Sometimes the smallest thing can speak loudly. In this case it is numbers an independent TV station in Munich, Germany, is broadcasting in a corner of it screen, the times of the beginning and end of the Ramadan fast. During the month of Ramadan, Muslims fast between sunrise and sunset. It is a gesture towards the Muslim community, but in an era of such resistance to immigrants and particularly Muslim immigrants, it acquires much meaning. Yet, the head of marketing at the station put it more simply, “One can theorize a lot about integration, but we simply wanted to send a clear signal for once.”
Why couldn’t other stations in Germany, Europe and the U.S. send the same signal too?

A Good Thing

Food security is not something most of us think about. Yet it is a problem for over a billion people, some one sixth the planet’s population. That’s why what the United States did recently is noteworthy. Through the Department of Agriculture it will spend $3.5 billion over the next three years to boost food sufficiency in developing countries. The money will be used for research, technology, farm supplies and market access. Often developing countries have a problem with food storage as well as a poor infrastructure, both of which affect farmers’ chances to sell their products at competitive prices. The problem is even more acute when once considers that by 2050 the world’s population is to reach 9 billion. Food shortages, as well as rising prices for grains like wheat, are sure to exacerbate the situation. All the more reasons to hail the planned help. It is not only a humanitarian gesture, it answers a political, social and economic need and does it in a way that helps people help themselves.

Frivolous?

The 99 cents Only Stores are being sued because despite their name they have raised their prices .99 of a cent. This way they could keep the 99 cents in the name with reasonable accuracy. That is not good enough for some, however, who feel that given their name of 99 cents since they are now essentially charging a dollar per item, puts many at a disadvantage. For example older people and lower income families who they say now feel duped. In reply the company said that the increase was well publicized. How well, may be subjective, but it was publicized. Which all leaves one to wonder if lower income families and older people can actually be so easily taken in? If not then the whole case affronts their intelligence. If so, then those who filed the lawsuit ought to look for a cause with more substantive rewards. Either way, it does make one question the meaning of a frivolous lawsuit.

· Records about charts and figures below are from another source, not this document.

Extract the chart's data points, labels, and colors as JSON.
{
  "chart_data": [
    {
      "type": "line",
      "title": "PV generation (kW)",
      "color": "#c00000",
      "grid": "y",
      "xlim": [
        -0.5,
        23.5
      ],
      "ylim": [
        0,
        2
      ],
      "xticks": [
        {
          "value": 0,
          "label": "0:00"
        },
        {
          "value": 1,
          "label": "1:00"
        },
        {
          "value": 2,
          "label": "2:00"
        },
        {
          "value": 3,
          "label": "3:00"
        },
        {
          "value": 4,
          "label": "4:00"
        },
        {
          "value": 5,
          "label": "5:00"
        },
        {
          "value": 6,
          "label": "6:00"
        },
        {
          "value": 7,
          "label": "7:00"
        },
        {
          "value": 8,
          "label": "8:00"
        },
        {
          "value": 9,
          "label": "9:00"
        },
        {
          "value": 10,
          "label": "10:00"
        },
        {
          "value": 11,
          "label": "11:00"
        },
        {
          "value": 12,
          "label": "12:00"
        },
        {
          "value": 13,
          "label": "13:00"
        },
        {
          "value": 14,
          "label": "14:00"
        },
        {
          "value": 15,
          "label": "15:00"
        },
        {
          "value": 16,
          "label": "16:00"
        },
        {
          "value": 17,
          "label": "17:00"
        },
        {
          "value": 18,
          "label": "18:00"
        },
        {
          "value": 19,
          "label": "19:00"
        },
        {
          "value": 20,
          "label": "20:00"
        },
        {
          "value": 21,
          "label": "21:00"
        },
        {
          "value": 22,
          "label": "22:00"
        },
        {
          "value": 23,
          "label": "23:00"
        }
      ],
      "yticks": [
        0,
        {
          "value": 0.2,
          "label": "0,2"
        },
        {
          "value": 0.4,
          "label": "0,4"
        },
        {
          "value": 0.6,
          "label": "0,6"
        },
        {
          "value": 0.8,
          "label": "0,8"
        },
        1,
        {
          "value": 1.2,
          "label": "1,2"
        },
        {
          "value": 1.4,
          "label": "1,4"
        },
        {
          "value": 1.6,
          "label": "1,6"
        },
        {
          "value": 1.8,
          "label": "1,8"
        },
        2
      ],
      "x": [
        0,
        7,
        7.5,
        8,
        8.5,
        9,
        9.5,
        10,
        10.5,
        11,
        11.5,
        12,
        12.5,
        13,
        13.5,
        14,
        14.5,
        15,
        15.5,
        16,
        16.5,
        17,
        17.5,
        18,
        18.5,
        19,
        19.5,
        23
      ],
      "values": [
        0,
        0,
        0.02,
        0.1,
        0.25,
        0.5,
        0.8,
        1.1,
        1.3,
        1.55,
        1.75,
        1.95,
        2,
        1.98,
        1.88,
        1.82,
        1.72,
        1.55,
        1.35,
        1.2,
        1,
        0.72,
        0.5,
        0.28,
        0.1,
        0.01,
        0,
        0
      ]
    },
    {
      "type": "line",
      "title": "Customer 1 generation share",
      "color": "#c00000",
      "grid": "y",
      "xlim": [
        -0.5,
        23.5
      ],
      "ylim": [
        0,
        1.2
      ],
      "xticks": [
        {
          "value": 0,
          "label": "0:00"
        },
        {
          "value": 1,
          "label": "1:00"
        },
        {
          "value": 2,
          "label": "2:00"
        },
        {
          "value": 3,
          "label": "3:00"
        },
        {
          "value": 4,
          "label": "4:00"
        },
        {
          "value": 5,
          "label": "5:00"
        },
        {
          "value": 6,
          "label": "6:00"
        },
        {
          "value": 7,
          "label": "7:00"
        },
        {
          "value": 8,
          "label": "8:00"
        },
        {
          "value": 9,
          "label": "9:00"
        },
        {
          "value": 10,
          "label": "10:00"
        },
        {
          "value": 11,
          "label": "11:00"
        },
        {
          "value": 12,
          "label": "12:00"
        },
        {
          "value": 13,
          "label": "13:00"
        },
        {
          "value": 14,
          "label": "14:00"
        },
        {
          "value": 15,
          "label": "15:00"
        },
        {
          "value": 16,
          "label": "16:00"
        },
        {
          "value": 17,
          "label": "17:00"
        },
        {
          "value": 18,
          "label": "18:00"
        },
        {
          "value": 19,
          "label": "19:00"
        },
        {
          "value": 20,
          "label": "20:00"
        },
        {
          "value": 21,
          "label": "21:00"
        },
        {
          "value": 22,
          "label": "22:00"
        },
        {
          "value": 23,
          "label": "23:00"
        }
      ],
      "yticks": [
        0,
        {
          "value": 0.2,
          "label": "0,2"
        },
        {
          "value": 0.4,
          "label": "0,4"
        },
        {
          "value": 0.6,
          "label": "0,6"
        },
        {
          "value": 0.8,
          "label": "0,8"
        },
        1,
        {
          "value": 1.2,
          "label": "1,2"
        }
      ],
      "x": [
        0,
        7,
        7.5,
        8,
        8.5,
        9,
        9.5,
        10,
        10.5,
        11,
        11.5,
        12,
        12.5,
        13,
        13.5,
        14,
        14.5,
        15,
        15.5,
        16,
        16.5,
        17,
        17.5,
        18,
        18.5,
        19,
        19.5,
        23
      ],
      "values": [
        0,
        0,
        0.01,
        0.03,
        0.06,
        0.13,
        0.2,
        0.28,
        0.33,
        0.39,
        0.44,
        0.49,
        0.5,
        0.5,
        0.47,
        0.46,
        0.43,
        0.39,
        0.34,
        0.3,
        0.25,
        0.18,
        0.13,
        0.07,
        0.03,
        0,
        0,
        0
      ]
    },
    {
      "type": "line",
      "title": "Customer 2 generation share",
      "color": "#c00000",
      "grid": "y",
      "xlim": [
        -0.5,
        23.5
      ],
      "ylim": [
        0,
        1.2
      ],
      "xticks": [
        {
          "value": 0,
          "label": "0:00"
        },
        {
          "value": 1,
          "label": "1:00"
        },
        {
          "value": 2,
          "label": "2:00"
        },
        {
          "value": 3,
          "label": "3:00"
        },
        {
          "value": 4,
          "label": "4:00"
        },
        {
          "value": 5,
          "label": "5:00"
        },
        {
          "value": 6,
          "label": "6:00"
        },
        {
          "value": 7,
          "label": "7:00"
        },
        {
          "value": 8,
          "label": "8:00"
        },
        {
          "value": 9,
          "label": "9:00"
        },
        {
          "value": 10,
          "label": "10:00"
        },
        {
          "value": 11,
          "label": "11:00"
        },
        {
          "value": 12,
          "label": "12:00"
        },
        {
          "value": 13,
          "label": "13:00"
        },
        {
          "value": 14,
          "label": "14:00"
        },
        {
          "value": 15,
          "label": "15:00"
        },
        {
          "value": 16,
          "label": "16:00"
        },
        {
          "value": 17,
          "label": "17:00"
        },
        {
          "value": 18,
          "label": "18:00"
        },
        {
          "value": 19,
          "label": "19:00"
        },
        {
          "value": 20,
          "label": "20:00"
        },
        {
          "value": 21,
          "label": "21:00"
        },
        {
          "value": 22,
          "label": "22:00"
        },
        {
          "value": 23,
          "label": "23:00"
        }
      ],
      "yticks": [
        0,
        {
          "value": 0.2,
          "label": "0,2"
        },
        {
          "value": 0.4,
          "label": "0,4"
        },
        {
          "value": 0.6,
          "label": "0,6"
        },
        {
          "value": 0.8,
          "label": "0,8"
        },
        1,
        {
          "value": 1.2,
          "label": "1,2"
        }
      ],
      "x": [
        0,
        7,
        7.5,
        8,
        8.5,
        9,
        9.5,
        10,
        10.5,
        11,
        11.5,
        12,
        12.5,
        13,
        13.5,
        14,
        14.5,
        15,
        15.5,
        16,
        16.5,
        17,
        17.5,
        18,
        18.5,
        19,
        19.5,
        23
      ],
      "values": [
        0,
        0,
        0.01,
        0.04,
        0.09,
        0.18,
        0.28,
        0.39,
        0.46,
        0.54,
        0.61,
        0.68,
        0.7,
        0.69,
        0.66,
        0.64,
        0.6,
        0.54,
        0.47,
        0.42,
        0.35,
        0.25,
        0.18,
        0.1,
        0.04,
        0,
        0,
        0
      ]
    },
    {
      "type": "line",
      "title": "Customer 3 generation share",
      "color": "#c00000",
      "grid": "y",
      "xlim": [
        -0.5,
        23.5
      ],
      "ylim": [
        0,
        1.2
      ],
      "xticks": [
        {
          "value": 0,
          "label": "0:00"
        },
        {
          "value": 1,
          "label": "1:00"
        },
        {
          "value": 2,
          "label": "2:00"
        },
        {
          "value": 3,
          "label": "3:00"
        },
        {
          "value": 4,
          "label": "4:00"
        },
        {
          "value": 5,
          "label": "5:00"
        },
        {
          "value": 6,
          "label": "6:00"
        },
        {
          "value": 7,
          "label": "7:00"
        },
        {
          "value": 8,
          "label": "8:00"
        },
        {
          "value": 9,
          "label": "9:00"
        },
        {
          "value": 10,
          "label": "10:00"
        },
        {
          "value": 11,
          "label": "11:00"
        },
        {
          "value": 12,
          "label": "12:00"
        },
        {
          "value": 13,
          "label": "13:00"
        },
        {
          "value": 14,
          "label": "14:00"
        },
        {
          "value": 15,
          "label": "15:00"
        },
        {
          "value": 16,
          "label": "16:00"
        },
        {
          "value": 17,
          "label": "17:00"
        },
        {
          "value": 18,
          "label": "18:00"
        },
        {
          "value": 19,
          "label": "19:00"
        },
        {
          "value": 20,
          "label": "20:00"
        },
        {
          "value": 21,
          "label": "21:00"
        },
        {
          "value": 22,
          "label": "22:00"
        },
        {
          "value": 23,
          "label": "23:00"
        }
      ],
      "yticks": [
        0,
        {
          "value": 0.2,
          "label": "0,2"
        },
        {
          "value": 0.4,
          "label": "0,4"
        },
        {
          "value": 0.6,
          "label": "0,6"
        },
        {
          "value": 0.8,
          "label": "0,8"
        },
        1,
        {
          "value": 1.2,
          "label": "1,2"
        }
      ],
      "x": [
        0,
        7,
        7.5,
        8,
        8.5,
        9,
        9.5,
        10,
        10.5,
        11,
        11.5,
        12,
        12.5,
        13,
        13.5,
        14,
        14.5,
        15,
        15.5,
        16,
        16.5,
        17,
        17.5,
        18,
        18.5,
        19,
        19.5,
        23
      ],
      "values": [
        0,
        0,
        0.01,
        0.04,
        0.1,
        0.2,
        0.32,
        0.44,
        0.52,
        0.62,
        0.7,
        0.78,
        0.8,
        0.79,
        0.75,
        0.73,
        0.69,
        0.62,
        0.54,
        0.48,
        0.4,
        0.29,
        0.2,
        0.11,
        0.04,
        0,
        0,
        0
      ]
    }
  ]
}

The Press and Human Trafficking

There was a discussion in New York not long ago about the role of the media in covering human-trafficking. On the one hand there were people like UN under secretary-general Antonio Mario-Acosto, executive director for the UN Office of Drugs and Crime, who believed at most the media gets a C because “the media has failed to create a sense of anger in the population.” On the other there were people like George Daniels, an associate professor of Journalism at the University of Alabama, who thought that “the media reflects the reality of society.” The exchange which took place at a panel discussion organized by the UN Office of Drugs and Crime and the Schuster Institute for Investigative Journalism at Brandeis University does prompt one to think of the role of the press in general and with human trafficking in particular. Contemporary media tends to be segmented by small niches speaking to the choir of their respective constituencies. While that gives audiences or readers a sense of comfort it does not inform them in the same way. Human trafficking is as unconscionable as it is odious. If we were better informed about its tentacles wouldn’t we angrier, or at least less silent?